The process of 3D-CRT requires the acquisition of imaging data. The initial step is immobilization of the patient in either the supine or the prone position.

Theoretic advantages of supine immobilization include the ease of daily setup for the patient and staff, the ability to fuse treatment-planning images with previously obtained diagnostic images (ie, MRI), and the relative ease of use when performing daily setup localization with ultrasonographic assistance. However, many centers prefer prone positioning. Theoretic advantages of prone positioning relate to relative sparing of small bowel from the radiation portals and reproducibility of patient positioning on daily setup.

Once the patient has been appropriately positioned, fabrication of the immobilization device is performed. This step becomes increasingly critical as the margin around the target is decreased (eg, when a 1.5-cm margin around the prostate is decreased to a 0.5-cm margin).

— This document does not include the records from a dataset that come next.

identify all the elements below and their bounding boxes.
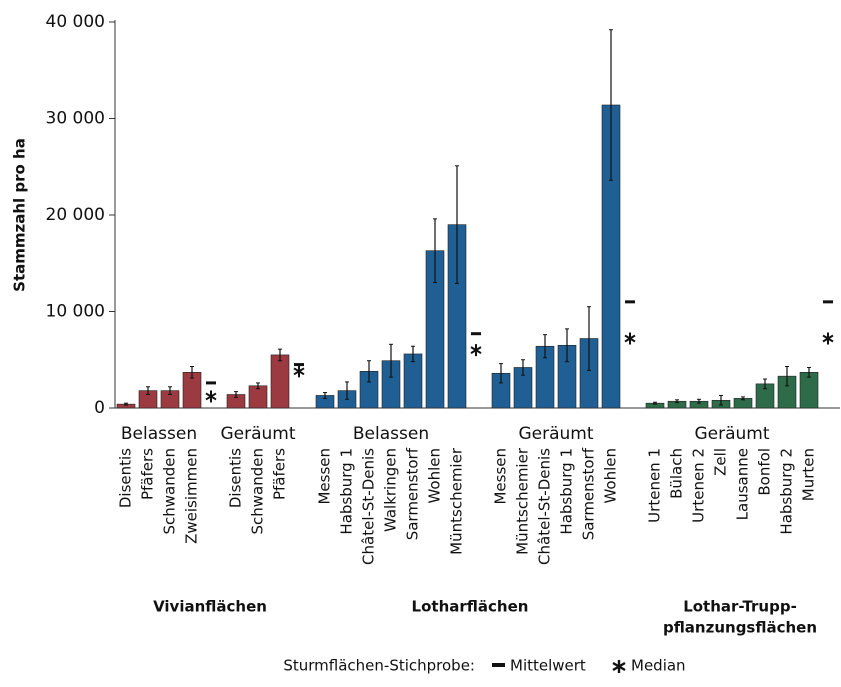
category-label: Sarmenstorf [404, 447, 422, 540]
legend-label: Sturmflächen-Stichprobe: [283, 657, 475, 675]
category-label: Schwanden [161, 448, 179, 535]
y-tick-label: 40 000 [46, 12, 105, 32]
median-stroke [822, 334, 834, 343]
category-label: Sarmenstorf [580, 447, 598, 540]
category-label: Wohlen [602, 448, 620, 504]
category-label: Lausanne [734, 448, 752, 520]
legend: Sturmflächen-Stichprobe: Mittelwert Medi… [283, 657, 685, 675]
mean-marker [294, 363, 304, 367]
y-axis-title: Stammzahl pro ha [11, 138, 29, 292]
category-label: Wohlen [426, 448, 444, 504]
median-marker [624, 332, 636, 345]
category-label: Habsburg 2 [778, 448, 796, 535]
category-label: Messen [492, 448, 510, 505]
category-label: Châtel-St-Denis [536, 448, 554, 565]
category-label: Urtenen 1 [646, 448, 664, 523]
median-marker [470, 344, 482, 357]
subgroup-label: Geräumt [220, 424, 295, 444]
category-label: Urtenen 2 [690, 448, 708, 523]
category-label: Schwanden [249, 448, 267, 535]
median-marker [822, 332, 834, 345]
category-label: Zell [712, 448, 730, 476]
median-stroke [470, 346, 482, 354]
category-label: Müntschemier [514, 447, 532, 555]
category-label: Walkringen [382, 448, 400, 532]
subgroup-label: Geräumt [694, 424, 769, 444]
mean-marker [206, 381, 216, 385]
y-tick-label: 0 [94, 398, 105, 418]
subgroup-label: Geräumt [518, 424, 593, 444]
y-tick-label: 10 000 [46, 302, 105, 322]
category-label: Pfäfers [139, 448, 157, 500]
mean-marker [823, 300, 833, 304]
median-stroke [205, 392, 217, 401]
category-label: Zweisimmen [183, 448, 201, 544]
y-tick-label: 20 000 [46, 205, 105, 225]
category-label: Habsburg 1 [338, 448, 356, 535]
bar [270, 354, 290, 409]
mean-marker [471, 332, 481, 336]
mean-marker [625, 300, 635, 304]
category-label: Disentis [227, 448, 245, 508]
legend-mean-symbol [492, 663, 505, 667]
group-title: Lothar-Trupp- [683, 598, 797, 616]
median-marker [205, 390, 217, 403]
category-label: Müntschemier [448, 447, 466, 555]
median-stroke [624, 334, 636, 343]
median-stroke [293, 367, 305, 376]
group-title: Vivianflächen [153, 598, 267, 616]
category-label: Pfäfers [271, 448, 289, 500]
category-label: Murten [800, 448, 818, 501]
legend-median-symbol [612, 660, 626, 673]
subgroup-label: Belassen [121, 424, 197, 444]
category-label: Châtel-St-Denis [360, 448, 378, 565]
category-label: Disentis [117, 448, 135, 508]
category-label: Messen [316, 448, 334, 505]
median-marker [293, 365, 305, 378]
group-title: pflanzungsflächen [663, 619, 817, 637]
y-tick-label: 30 000 [46, 109, 105, 129]
category-label: Bülach [668, 448, 686, 499]
category-label: Habsburg 1 [558, 448, 576, 535]
group-title: Lotharflächen [412, 598, 529, 616]
legend-median: Median [631, 657, 686, 675]
legend-mean: Mittelwert [510, 657, 586, 675]
category-label: Bonfol [756, 448, 774, 496]
bar [799, 371, 819, 409]
subgroup-label: Belassen [353, 424, 429, 444]
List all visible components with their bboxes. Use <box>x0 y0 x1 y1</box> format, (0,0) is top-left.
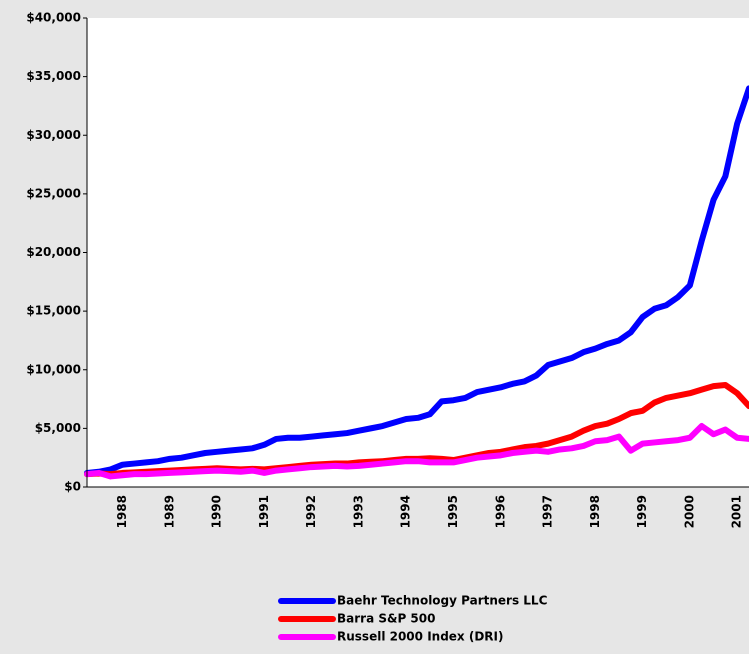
x-tick-label: 1991 <box>257 495 271 528</box>
x-tick-label: 1997 <box>541 495 555 528</box>
x-tick-label: 1993 <box>351 495 365 528</box>
y-tick-label: $35,000 <box>26 69 81 83</box>
x-tick-label: 1990 <box>210 495 224 528</box>
x-tick-label: 1999 <box>635 495 649 528</box>
y-tick-label: $0 <box>64 480 81 494</box>
y-tick-label: $30,000 <box>26 128 81 142</box>
legend-label: Baehr Technology Partners LLC <box>337 594 548 608</box>
y-tick-label: $40,000 <box>26 11 81 25</box>
x-tick-label: 1988 <box>115 495 129 528</box>
x-tick-label: 1998 <box>588 495 602 528</box>
x-tick-label: 2000 <box>682 495 696 528</box>
series-line <box>84 423 749 480</box>
legend-label: Russell 2000 Index (DRI) <box>337 630 503 644</box>
x-tick-label: 1996 <box>493 495 507 528</box>
legend-label: Barra S&P 500 <box>337 612 435 626</box>
x-tick-label: 1994 <box>399 495 413 528</box>
y-tick-label: $15,000 <box>26 304 81 318</box>
series-line <box>84 85 749 476</box>
x-tick-label: 1989 <box>162 495 176 528</box>
y-tick-label: $20,000 <box>26 245 81 259</box>
y-tick-label: $25,000 <box>26 186 81 200</box>
y-tick-label: $5,000 <box>35 421 81 435</box>
x-tick-label: 2001 <box>730 495 744 528</box>
y-tick-label: $10,000 <box>26 362 81 376</box>
x-tick-label: 1992 <box>304 495 318 528</box>
x-tick-label: 1995 <box>446 495 460 528</box>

Numerous materials have been used to immobilize patients before CT or MRI data are acquired for treatment planning. Commercially available products include thermoplastic casts, vacuum-shaping bags, and self-contained thermochemicals. Regardless of which type of device is chosen, the goal of immobilization is to reproduce the position in which the patient is treated each day.

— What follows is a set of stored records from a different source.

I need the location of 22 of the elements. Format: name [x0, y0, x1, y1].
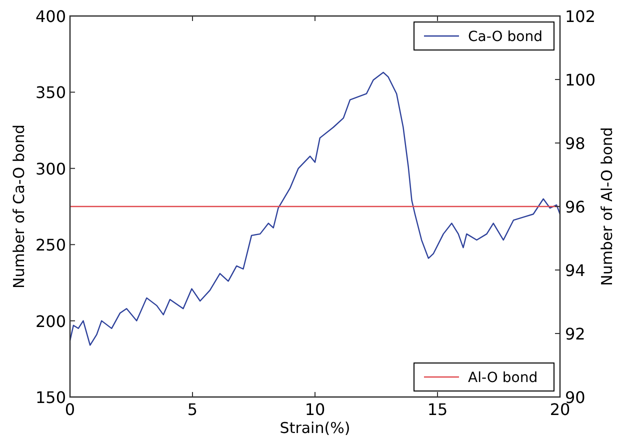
- y2-tick-label: 96: [565, 198, 586, 216]
- x-tick-label: 5: [187, 400, 198, 419]
- y2-axis-title: Number of Al-O bond: [598, 127, 616, 286]
- x-axis-title: Strain(%): [280, 419, 350, 437]
- x-tick-label: 10: [304, 400, 326, 419]
- y-tick-label: 150: [35, 388, 66, 407]
- y-tick-label: 200: [35, 312, 66, 331]
- y-tick-label: 350: [35, 83, 66, 102]
- y2-tick-label: 92: [565, 324, 586, 344]
- y-tick-label: 400: [35, 7, 66, 26]
- line-series: [69, 72, 561, 346]
- y-tick-label: 300: [35, 159, 66, 178]
- y2-tick-label: 94: [565, 261, 586, 280]
- y2-tick-label: 100: [565, 70, 596, 90]
- y2-tick-label: 102: [565, 7, 596, 26]
- legend-label: Al-O bond: [468, 370, 538, 386]
- y2-tick-label: 98: [565, 134, 586, 153]
- x-tick-label: 15: [427, 400, 448, 419]
- legend-label: Ca-O bond: [468, 29, 542, 45]
- y-axis-title: Number of Ca-O bond: [10, 124, 28, 289]
- y-tick-label: 250: [35, 236, 66, 255]
- x-tick-label: 0: [64, 400, 76, 419]
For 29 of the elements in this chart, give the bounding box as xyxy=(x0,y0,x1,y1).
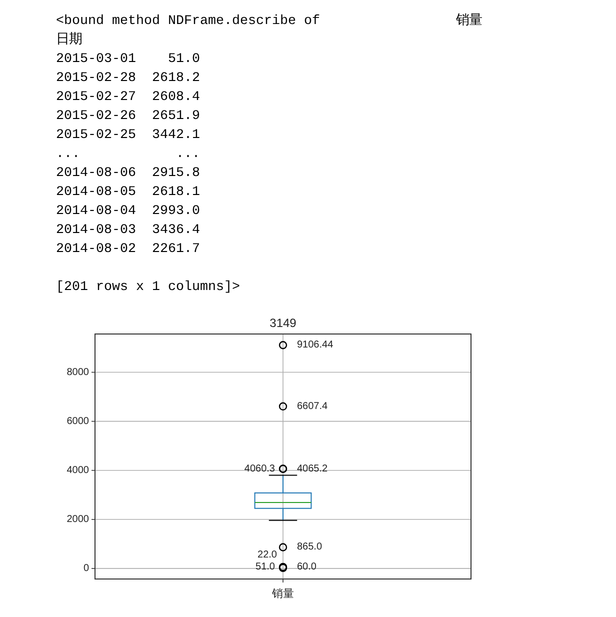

Upon fabrication of the device or devices, axial images of the area of interest are obtained. Consecutive CT scans or MRIs are obtained, starting from 3 cm below the prostate and extending superiorly to 3 cm above the superior tip of the seminal vesicles. Additional CT imaging or MRI data can be obtained above or below the areas of interest. However, this information has minimal impact on patient treatment or dose computation.

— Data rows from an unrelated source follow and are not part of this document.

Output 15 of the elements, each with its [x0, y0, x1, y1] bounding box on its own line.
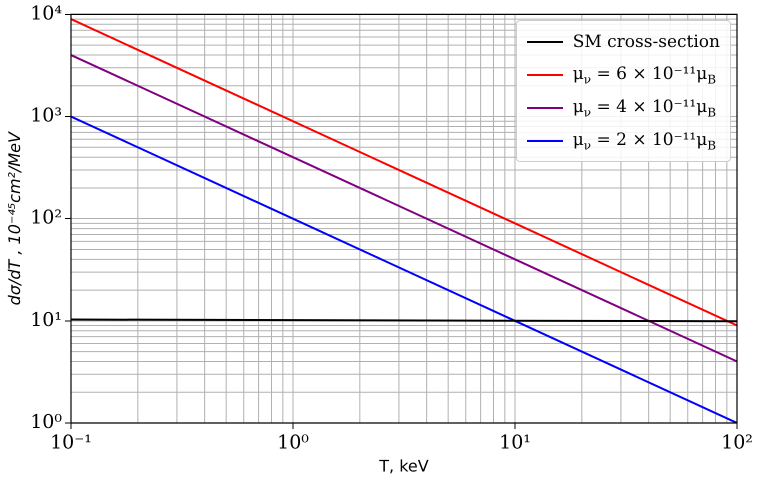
- y-tick-label: 10¹: [30, 308, 62, 331]
- legend-label: μ$_{ν}$ = 2 × 10⁻¹¹μ$_{B}$: [572, 130, 716, 152]
- y-tick-label: 10³: [30, 104, 62, 126]
- x-tick-label: 10⁰: [277, 431, 310, 454]
- legend-label: μ$_{ν}$ = 4 × 10⁻¹¹μ$_{B}$: [572, 96, 716, 120]
- x-tick-label: 10²: [721, 431, 753, 454]
- y-tick-label: 10⁴: [30, 2, 62, 24]
- x-tick-label: 10⁻¹: [50, 431, 92, 454]
- legend-label: SM cross-section: [572, 32, 720, 52]
- x-axis-title: T, keV: [378, 456, 429, 476]
- legend-label: μ$_{ν}$ = 6 × 10⁻¹¹μ$_{B}$: [572, 64, 716, 86]
- y-axis-title: dσ/dT , 10⁻⁴⁵cm²/MeV: [4, 131, 24, 306]
- y-tick-label: 10²: [30, 206, 62, 229]
- x-tick-label: 10¹: [499, 431, 531, 454]
- y-tick-label: 10⁰: [30, 410, 62, 433]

The targets (CTV, PTV, or both) are identified on each relevant axial CT slice. Similarly, normal structures, including the bladder wall, rectum, small bowel, bony structures, and skin surface, are outlined on each relevant CT slice.

The target volume and normal structures are then digitally reconstructed in 3 dimensions and displayed with the beam’s-eye view (BEV) technique. The adequacy of target coverage and normal tissue doses can be viewed by using dose-volume histograms (DVHs) or serial 2-dimensional images with isodose curves superimposed on them.

Compared with conventional EBRT, 3D-CRT techniques implement a larger number of beams daily to improve the tumor–to–normal tissue dose ratio. Implementation of 3D-CRT requires the use of newer treatment machines capable of rapidly delivering a large number of precisely shaped fields under automated computer control (ie, multileaf collimators [MLCs]; see the image below).

Conformal radiation therapy. A linear accelerator Conformal radiation therapy. A linear accelerator equipped with a multileaf collimator is a device that can decrease the time a patient spends in the treatment room and one that improves treatment accuracy.

MLCs are capable of automatically shaping the apertures of each treatment field in rapid succession under computer control. Treatment times are shortened, individual treatment blocks need not be fabricated, and more complex beam shaping can be attempted.